Aucune autre retenue sur le salaire, de quelque nature qu’elle soit, ne peut être effectuée par l’employeur à moins que le salarié n’y consente par écrit pour une fin spécifique mentionnée aussi par écrit. Les termes « pour une fin spécifique » sont en opposition à une retenue générale sans indication précise de la créance. Le salarié doit savoir avec exactitude les éléments qui composent cette retenue ; à titre d’exemple, mentionnons l’échéance de la retenue. Il est essentiel que les paramètres de la créance soit précisés par écrit par des mentions telles que la raison de la retenue, le montant concerné, la durée de la retenue, la fréquence de celle-ci ou par une autre mention nécessaire. Les articles 85 et 85.1 LNT précisent les retenues relatives au vêtement de travail ou au matériel.

Il est important de remarquer que l’autorisation écrite du salarié, permettant la déduction sur le salaire de certaines sommes, peut être révoquée par écrit en tout temps. Une telle révocation aura donc pour effet d’interdire à l’employeur d’effectuer quelque retenue que ce soit.


Opposabilité des moyens de défense à la commission

Lorsque la Commission fait une réclamation pour le compte d’un salarié, elle n’agit pas comme mandataire du salarié mais en son propre nom, en vertu de la loi (art. 39, paragr. 8° et art. 98 LNT).
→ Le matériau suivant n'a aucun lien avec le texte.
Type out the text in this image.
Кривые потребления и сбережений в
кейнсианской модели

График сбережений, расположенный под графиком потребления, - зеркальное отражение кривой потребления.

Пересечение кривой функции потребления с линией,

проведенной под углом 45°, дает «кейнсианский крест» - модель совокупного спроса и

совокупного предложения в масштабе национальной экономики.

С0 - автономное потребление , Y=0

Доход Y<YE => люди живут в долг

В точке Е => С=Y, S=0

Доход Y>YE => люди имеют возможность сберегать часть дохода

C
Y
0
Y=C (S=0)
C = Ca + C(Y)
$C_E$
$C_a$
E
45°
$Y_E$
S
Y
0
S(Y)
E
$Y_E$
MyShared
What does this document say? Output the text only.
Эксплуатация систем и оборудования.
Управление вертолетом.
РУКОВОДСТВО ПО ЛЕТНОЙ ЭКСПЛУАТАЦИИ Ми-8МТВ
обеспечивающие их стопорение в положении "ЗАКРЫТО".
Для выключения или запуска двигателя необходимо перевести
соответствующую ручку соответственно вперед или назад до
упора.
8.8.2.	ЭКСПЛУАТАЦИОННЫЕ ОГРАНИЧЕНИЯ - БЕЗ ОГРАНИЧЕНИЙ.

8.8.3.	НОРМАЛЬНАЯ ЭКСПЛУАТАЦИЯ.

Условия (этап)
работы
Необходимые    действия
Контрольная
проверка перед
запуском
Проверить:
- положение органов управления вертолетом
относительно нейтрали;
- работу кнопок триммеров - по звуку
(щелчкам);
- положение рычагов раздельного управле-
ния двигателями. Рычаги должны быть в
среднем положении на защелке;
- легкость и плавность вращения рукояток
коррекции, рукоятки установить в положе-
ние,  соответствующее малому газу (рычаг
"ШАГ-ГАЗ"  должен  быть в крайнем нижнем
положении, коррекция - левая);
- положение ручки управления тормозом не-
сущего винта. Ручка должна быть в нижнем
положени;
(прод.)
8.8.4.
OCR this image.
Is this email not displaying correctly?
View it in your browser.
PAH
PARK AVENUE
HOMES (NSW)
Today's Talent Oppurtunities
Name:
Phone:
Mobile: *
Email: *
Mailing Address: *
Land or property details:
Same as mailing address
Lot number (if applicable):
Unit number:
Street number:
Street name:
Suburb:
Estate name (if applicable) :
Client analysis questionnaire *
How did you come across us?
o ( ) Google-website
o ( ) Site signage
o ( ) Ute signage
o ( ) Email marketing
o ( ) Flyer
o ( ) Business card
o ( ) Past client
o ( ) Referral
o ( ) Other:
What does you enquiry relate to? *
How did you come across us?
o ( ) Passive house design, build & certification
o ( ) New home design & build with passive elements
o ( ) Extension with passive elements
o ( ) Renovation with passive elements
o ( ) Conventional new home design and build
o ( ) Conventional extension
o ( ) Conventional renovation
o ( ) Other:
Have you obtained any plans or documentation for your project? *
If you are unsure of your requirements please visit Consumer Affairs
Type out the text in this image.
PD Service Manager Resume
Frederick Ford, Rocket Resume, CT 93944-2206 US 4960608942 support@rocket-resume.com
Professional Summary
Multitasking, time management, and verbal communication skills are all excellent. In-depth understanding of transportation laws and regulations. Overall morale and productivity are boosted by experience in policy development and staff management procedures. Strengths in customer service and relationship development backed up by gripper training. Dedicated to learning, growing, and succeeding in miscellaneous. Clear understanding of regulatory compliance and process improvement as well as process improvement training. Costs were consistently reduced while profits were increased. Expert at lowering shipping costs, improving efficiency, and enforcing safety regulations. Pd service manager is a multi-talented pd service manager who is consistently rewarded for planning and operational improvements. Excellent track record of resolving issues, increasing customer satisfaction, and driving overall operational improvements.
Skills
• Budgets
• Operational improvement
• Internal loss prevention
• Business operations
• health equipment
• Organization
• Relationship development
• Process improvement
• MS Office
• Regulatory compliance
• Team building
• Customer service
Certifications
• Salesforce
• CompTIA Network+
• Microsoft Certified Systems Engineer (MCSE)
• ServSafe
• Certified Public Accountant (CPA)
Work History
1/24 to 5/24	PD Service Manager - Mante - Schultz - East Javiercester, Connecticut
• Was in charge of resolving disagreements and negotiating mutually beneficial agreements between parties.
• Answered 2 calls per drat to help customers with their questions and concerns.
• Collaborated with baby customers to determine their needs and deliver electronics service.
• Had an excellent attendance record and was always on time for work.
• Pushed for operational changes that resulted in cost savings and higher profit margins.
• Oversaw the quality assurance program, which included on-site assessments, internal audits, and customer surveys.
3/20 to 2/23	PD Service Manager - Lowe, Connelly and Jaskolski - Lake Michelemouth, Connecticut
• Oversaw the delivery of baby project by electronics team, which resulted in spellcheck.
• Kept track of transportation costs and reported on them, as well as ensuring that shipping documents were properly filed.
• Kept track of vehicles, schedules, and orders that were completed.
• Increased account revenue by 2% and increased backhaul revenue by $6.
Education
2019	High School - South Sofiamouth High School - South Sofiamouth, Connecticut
À ce titre, on ne peut lui opposer les moyens de défense qui seraient opposables au salarié personnellement, sauf lorsque la somme d’argent due par le salarié à son employeur sera liquide et exigible au sens de l’article 1673 du Code civil du Québec ; il s’agit alors d’une compensation légale. En fait, trois conditions sont requises :

 

  1. La dette doit être admise et certaine ;
  2. La dette doit être liquide, c’est-à-dire que le montant exact de la dette doit être connu des parties ;
  3. La dette doit être exigible, c’est-à-dire que le terme doit être échu ; la dette est due au moment où la compensation est opérée. Par exemple, une somme qu’on a convenu de rembourser le 1er juillet 2008 n’est pas exigible avant cette date.

Recours en cas de retenue

La nature de la réclamation dépend du type de retenue effectuée sur le salaire. Par exemple, la retenue faite sur une indemnité de congé annuel devrait permettre une « réclamation pour indemnité de congé annuel non versée » en vertu des articles 74 ou 76 LNT, plutôt qu’à une « réclamation pour une somme retenue illégalement » selon l’article 49 LNT. La réclamation sera fondée sur l’article 49 uniquement si le fond du litige est que la retenue n’est pas opérée conformément à cet article.

Jurisprudence
Métivier c. R.B.C. Dominion valeurs mobilières inc., D.T.E. 2003T-523 (C.S.)
Syndicat des professionnels de la Commission des écoles catholiques de Montréal c. Moalli, D.T.E. 91T-679 (C.A.)
Syndicat des professionnels et professionnelles du réseau scolaire du Québec c.
Commission scolaire de La Mitis, D.T.E. 90T-105 (C.A.)
Frappier c. Commission scolaire crie, D.T.E. 90T-1094 (C.A.)

L’article 49 LNT vise les dettes envers les tiers qui pourraient être récupérées par l’intermédiaire de l’employeur. Il n’empêche pas ce dernier de déduire les sommes que lui doit un employé, même sans son consentement écrit, dans la mesure où ces dettes sont liquides et exigibles. Dans ce cas, la compensation légale s’opère entre les parties.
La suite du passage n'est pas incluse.